Como el equipo tuvo a buenas remontar al Barça, tutear al enrachado Madrid y dejarse el alma por ganarle un partido dificilísmo al Villarreal, hubo un buen puñado de aficionados que tuvimos a bien mirar el calendario y comprobar que lo duro ya había quedado atrás. Los agoreros, más pendientes de las maldiciones que de los resultados, se precipitaron a advertir que en el Atleti lo fácil es lo difícil y viceversa. Pero yo, que sigo pensando que el Atleti sigue siendo, como otros, un equipo de fútbol sin leyendas negras adheridas, quise seguir creyendo que, para tirar hacia adelante solamente hacía falta seguir jugando como se había hecho en aquellos tres partidos.

Pero ocurrió justamente lo contrario. Cuando ya se había superado el temido Everest de la liga, cuando la Champions del próximo curso se ponía a tiro de victoria y media, cuando quedaba claro que al equipo no le quedaban distracciones extras de mitad de semana, llegó la apatía, el desánimo y la oscuridad futbolística.

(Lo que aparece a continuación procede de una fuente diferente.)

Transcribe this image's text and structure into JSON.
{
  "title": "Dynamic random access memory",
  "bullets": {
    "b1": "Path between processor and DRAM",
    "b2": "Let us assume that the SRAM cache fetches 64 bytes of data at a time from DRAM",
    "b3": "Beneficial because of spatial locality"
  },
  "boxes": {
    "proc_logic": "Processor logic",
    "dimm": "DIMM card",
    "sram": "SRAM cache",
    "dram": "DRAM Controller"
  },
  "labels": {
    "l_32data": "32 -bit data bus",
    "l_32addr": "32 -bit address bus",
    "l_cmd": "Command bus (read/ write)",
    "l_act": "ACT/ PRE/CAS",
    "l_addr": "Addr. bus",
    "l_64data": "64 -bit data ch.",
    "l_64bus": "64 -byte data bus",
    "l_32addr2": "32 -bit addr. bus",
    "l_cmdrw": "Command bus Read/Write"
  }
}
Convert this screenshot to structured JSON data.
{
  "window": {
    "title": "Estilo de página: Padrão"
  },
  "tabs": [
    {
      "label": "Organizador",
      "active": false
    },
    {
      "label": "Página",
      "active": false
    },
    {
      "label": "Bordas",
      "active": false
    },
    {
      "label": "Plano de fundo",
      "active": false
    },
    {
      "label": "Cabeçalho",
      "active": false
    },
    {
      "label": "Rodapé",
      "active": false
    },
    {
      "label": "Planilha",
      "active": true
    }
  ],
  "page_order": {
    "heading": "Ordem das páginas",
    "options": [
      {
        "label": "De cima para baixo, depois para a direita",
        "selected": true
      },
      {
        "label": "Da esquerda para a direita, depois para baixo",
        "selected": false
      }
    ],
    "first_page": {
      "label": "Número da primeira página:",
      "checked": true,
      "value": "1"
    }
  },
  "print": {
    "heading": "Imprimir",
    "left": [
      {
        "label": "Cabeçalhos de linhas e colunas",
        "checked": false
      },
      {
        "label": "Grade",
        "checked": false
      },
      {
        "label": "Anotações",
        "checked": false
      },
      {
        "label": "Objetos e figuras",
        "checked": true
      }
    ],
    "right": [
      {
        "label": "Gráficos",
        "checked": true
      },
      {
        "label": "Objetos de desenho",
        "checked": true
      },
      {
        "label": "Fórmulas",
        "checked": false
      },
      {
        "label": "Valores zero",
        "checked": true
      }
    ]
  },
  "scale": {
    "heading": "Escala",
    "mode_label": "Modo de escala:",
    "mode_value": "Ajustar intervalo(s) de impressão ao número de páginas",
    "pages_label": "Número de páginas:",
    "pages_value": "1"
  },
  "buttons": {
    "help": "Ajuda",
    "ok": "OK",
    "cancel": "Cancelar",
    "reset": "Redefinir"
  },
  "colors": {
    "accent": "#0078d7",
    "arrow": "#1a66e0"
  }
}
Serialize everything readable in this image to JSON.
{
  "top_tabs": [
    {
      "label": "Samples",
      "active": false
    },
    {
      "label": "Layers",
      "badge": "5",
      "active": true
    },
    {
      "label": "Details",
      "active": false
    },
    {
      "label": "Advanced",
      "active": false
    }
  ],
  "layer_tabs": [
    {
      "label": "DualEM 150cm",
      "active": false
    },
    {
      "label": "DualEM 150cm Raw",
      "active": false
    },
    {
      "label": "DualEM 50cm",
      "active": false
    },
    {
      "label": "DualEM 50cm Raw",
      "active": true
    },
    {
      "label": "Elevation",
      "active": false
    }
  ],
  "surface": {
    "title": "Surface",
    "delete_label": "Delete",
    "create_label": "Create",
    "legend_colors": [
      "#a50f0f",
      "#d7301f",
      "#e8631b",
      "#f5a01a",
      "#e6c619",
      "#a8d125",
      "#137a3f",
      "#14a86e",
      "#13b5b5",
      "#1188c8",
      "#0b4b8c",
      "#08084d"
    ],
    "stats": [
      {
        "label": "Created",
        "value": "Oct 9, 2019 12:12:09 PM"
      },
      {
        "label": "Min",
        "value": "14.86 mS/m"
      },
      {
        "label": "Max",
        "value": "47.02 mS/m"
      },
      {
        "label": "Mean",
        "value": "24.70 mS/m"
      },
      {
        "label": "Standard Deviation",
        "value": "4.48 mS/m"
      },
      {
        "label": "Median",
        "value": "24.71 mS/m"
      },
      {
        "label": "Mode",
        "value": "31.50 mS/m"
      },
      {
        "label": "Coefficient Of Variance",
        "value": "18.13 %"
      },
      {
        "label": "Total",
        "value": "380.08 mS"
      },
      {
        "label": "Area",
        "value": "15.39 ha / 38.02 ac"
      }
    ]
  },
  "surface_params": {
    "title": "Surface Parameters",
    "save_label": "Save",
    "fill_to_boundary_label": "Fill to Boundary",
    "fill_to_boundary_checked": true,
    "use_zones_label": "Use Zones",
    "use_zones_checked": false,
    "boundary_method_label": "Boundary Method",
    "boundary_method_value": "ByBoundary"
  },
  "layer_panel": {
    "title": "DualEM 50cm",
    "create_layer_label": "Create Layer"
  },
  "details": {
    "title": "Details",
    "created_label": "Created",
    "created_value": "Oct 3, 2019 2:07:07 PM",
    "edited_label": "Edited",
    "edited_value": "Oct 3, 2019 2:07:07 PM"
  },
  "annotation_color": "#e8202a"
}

¿Qué lleva a un equipo que se deja la piel ante los grandes a no intentarlo ni siquiera ante los equipos de abajo? ¿Qué lleva a un equipo que tiene próximo el objetivo a bajar los brazos y tirar una temporada por la borda? ¿Por qué se dejaron de juntar las líneas de un día para otro y el equipo se convierte en un coladero? ¿Qué hay detrás de los enfados de Maxi y las suplencias de Forlán? ¿Por qué Agüero, teniendo potencial de mejor delantero del mundo, parece un jugador vulgar? ¿Por qué Simao ha dejado de buscar la línea de fondo? ¿Por qué Raúl García ya no corre, ni juega, ni ayuda como antes?

En las miserias de cada individuo o entidad quedan al descubierto las costuras que le suturan al tiempo. Estos jugadores de hoy, que ni vienen ni van, ni sonríen ni lloran, ni juegan ni pelean, serán mañana jugadores de ayer, pasaran de largo, dejarán en bragas al entrenador y al presidente y creerán que en su faena han consagrado su venganza. Craso error, ni el Atleti, ni ningún equipo es suyo, como tampoco lo es del entrenador, ni del presidente. Nunca sabrán, pues no sienten el fútbol como un ejercicio de pasión, que en cada carrera que se ahorran, en cada pelotazo que rifan y en cada gol en contra que no sienten, le están arrancando el alma a un puñado de aficionados que, como yo, terminan cada domingo con el corazón hundido, las ganas de dormir en el limbo y las lágrimas en el filo de los ojos maldiciendo, un año más, el puto ridículo al que nos vemos sometidos.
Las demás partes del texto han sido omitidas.